WASHINGTON - The United States has asked the Government of India to do “everything in its power” to protect its minorities, and bring to justice those responsible for the recent assault against two Muslim women for allegedly carrying beef in Madhya Pradesh, the State Department said Friday.

“We’re obviously concerned by reports of rising intolerance and violence... We urge the government (of India) to do everything in its power to protect citizens and to hold the perpetrators accountable,” the department's spokesman, John Kirby, told reporters at the daily press briefing.

The two Indian women were also arrested on suspicion of selling cow meat, which is banned in the state - although a preliminary test found the meat they were carrying came from a buffalo.

Responding to questions from a Pakistani television journalist about the increasing attacks by Hindu extremists against people eating beef, Kirby said, "We stand in solidarity with the people and Government of India in supporting exercise of freedom of religion and expression and in confronting all forms of intolerance.”

He said the US looks forward to continuing to work with the Indian people to realise their tolerant-inclusive vision, which is so deeply in the interest of both India and the US.

Separately, despite mounting evidence of mass atrocities by Indian security forces in Occupied Kashmir, the United States is refusing to go beyond mere expression of "concern" over the killing of more than 50 people while reiterating its call on “all sides” to make efforts to find a peaceful solution to the crisis.

“We encourage all sides to make efforts to find a peaceful solution to this,” John Kirby told reporters when a Pakistani journalist focused attention on the brutal tactics employed by Indian troops to put down peaceful protests.

“We have obviously seen reports of the clashes between protesters and Indian forces in Kashmir. And we’re, of course, concerned by the violence, as you might expect we would be,” he said.

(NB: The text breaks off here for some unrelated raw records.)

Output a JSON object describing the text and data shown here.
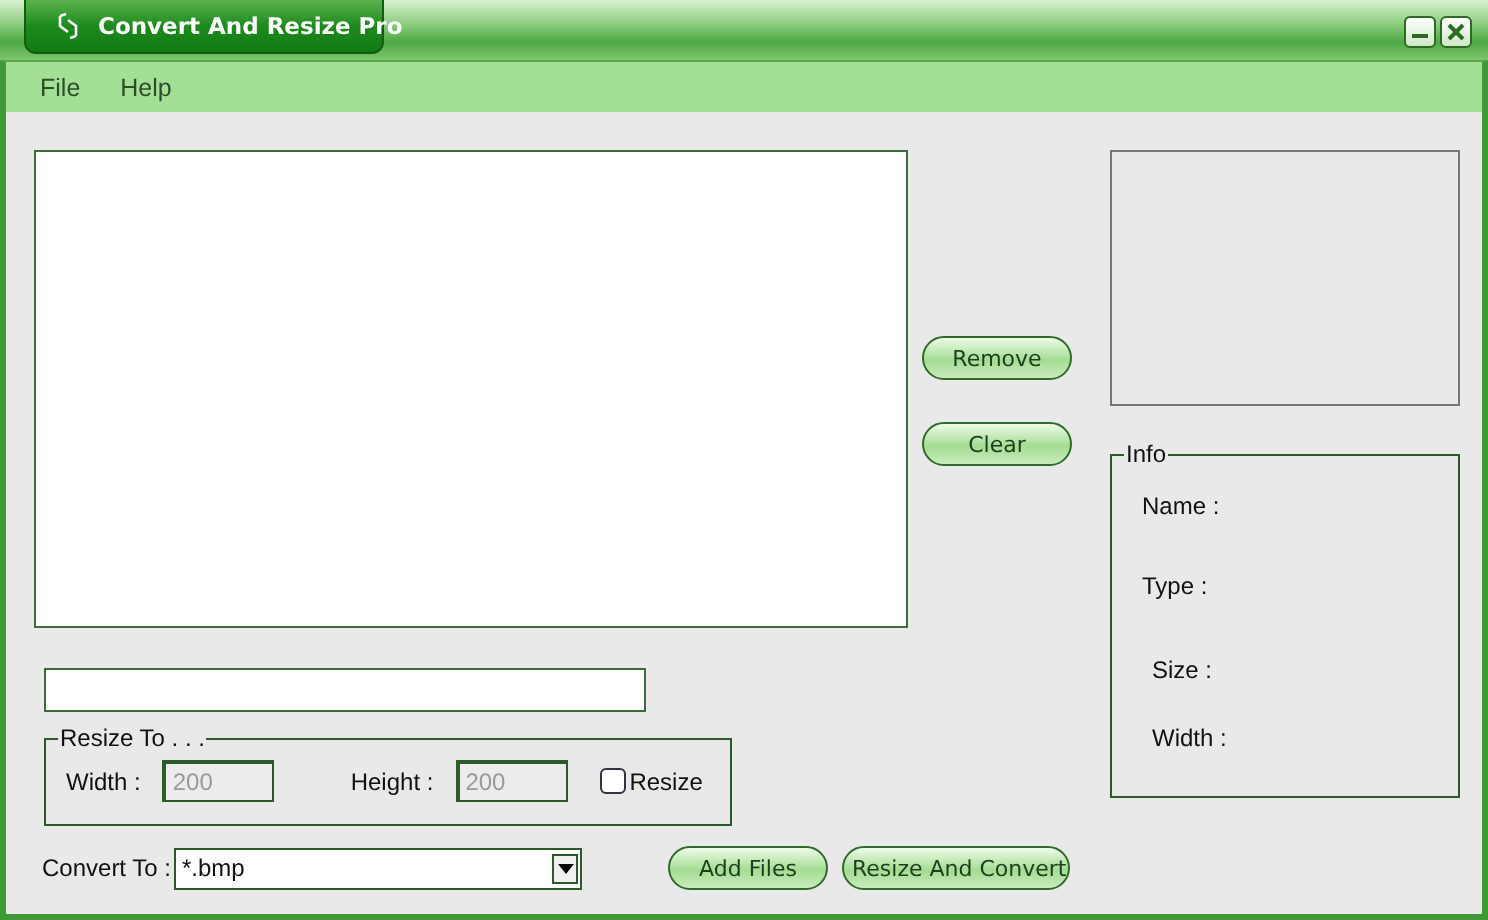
{
  "window": {
    "title": "Convert And Resize Pro"
  },
  "menu": [
    {
      "label": "File"
    },
    {
      "label": "Help"
    }
  ],
  "side_buttons": [
    {
      "label": "Remove"
    },
    {
      "label": "Clear"
    }
  ],
  "resize_group": {
    "title": "Resize To . . .",
    "width_label": "Width :",
    "width_value": "200",
    "height_label": "Height :",
    "height_value": "200",
    "disabled": true,
    "checkbox": {
      "label": "Resize",
      "checked": false
    }
  },
  "convert": {
    "label": "Convert To :",
    "value": "*.bmp"
  },
  "bottom_buttons": [
    {
      "label": "Add Files"
    },
    {
      "label": "Resize And Convert"
    }
  ],
  "info": {
    "title": "Info",
    "fields": [
      {
        "label": "Name :"
      },
      {
        "label": "Type :"
      },
      {
        "label": "Size :"
      },
      {
        "label": "Width :"
      }
    ]
  }
}
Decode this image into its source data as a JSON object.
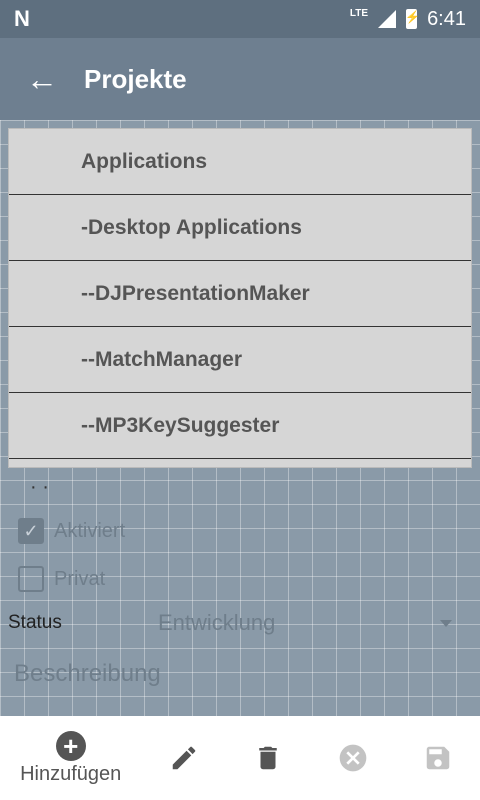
{
  "status_bar": {
    "network": "LTE",
    "time": "6:41"
  },
  "app_bar": {
    "back_icon": "←",
    "title": "Projekte"
  },
  "popup": {
    "items": [
      {
        "label": "Applications"
      },
      {
        "label": "-Desktop Applications"
      },
      {
        "label": "--DJPresentationMaker"
      },
      {
        "label": "--MatchManager"
      },
      {
        "label": "--MP3KeySuggester"
      }
    ]
  },
  "form": {
    "dots": "· ·",
    "aktiviert": {
      "label": "Aktiviert",
      "checked": true
    },
    "privat": {
      "label": "Privat",
      "checked": false
    },
    "status": {
      "label": "Status",
      "value": "Entwicklung"
    },
    "beschreibung": "Beschreibung"
  },
  "bottom_bar": {
    "add_label": "Hinzufügen",
    "icons": [
      "plus-icon",
      "edit-icon",
      "delete-icon",
      "cancel-icon",
      "save-icon"
    ]
  }
}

Kirby said the United States was in close touch with the Indian government over the situation.

“But we’re obviously concerned by the violence and we want to see the tensions de-escalated,” Kirby added.

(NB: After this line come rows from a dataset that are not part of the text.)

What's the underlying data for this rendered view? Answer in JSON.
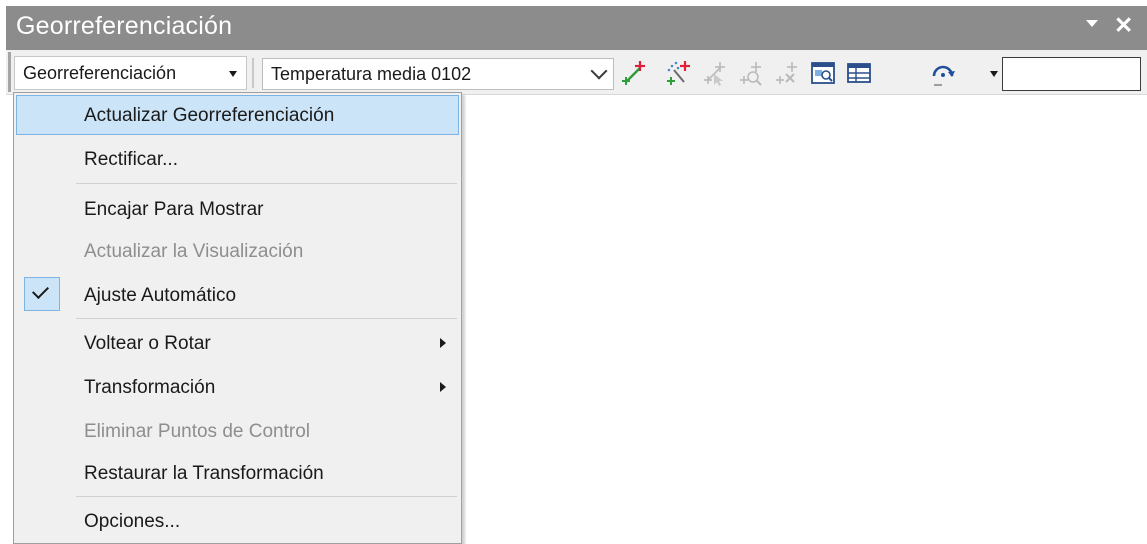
{
  "window": {
    "title": "Georreferenciación"
  },
  "toolbar": {
    "menu_label": "Georreferenciación",
    "layer_value": "Temperatura media 0102",
    "input_value": "",
    "tools": [
      {
        "icon": "add-control-points-icon",
        "enabled": true
      },
      {
        "icon": "auto-registration-icon",
        "enabled": true
      },
      {
        "icon": "select-link-icon",
        "enabled": false
      },
      {
        "icon": "zoom-to-selected-link-icon",
        "enabled": false
      },
      {
        "icon": "delete-link-icon",
        "enabled": false
      },
      {
        "icon": "viewer-icon",
        "enabled": true
      },
      {
        "icon": "link-table-icon",
        "enabled": true
      },
      {
        "icon": "rotate-icon",
        "enabled": true
      }
    ]
  },
  "menu": {
    "items": [
      {
        "label": "Actualizar Georreferenciación",
        "enabled": true,
        "highlighted": true
      },
      {
        "label": "Rectificar...",
        "enabled": true
      },
      {
        "label": "Encajar Para Mostrar",
        "enabled": true
      },
      {
        "label": "Actualizar la Visualización",
        "enabled": false
      },
      {
        "label": "Ajuste  Automático",
        "enabled": true,
        "checked": true
      },
      {
        "label": "Voltear o Rotar",
        "enabled": true,
        "submenu": true
      },
      {
        "label": "Transformación",
        "enabled": true,
        "submenu": true
      },
      {
        "label": "Eliminar Puntos de Control",
        "enabled": false
      },
      {
        "label": "Restaurar la Transformación",
        "enabled": true
      },
      {
        "label": "Opciones...",
        "enabled": true
      }
    ]
  },
  "colors": {
    "titlebar": "#8c8c8c",
    "highlight_fill": "#cce4f7",
    "highlight_border": "#7eb4e4",
    "disabled_text": "#8e8e8e",
    "add_point_green": "#2e9e3a",
    "add_point_red": "#e0203a"
  }
}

Protests across the Kashmir Valley were triggered by the killing of the Kashmiri youth leader, Burhan Wani, by Indian troop on July 9. In the ensuing clashes between protesters and security forces, more than 50 civilians have been killed and another 5,500 were injured.

About millions of Afghan refugees in Pakistan, Kirby said that the United States recognises Pakistan’s genuine concerns and its right to undertake appropriate measures to enforce its immigration laws.

He said the US government was in close contact with the government of Pakistan as it manages a complex issue.

At the same time, Kirby said the US has encouraged and would continue to strongly encourage the Government of Pakistan to treat migrants in accordance with international humanitarian principles.